449. Der Schatzgräber und die Unterirdischen.

[301] Ein Bauer war so gewaltig aufs Schatzgraben versessen, daß er fast für nichts andres Gedanken mehr hatte. Da entdeckte ein Nachbar, der einmal mit ihm Streit gehabt und dabei den Kürzern gezogen hatte, zufällig eine Höhle der Unnererschen und er wollte sich nun durch diese an dem Schatzgräber rächen. »Höre«, sagte er den andern Tag zu ihm, »ich will dir nur sagen, daß ich längst die Stelle gewußt habe, wo der Schatz liegt; aber ich habe nicht den Mut.

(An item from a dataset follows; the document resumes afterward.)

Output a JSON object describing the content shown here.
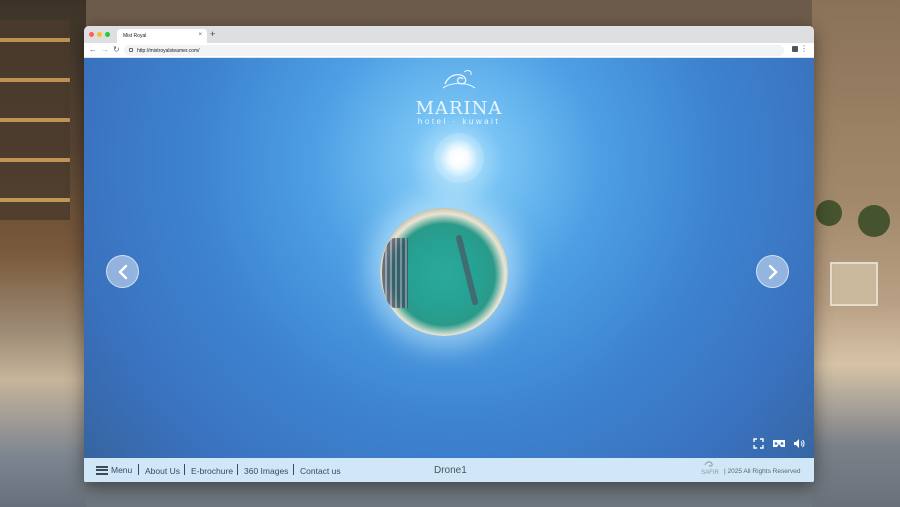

Gehe du hin und hebe ihn; so wollen wir ihn teilen.« Der andre nahm das bereitwillig an, der Nachbar beschrieb[301] ihm genau die Stelle; da müsse er vor dem Loche stehen bleiben, ganz mausestill, bis sich etwas rege, dann aber mit dem Spaten darauf losstoßen; denn das sei der Drache, der den Schatz hüte.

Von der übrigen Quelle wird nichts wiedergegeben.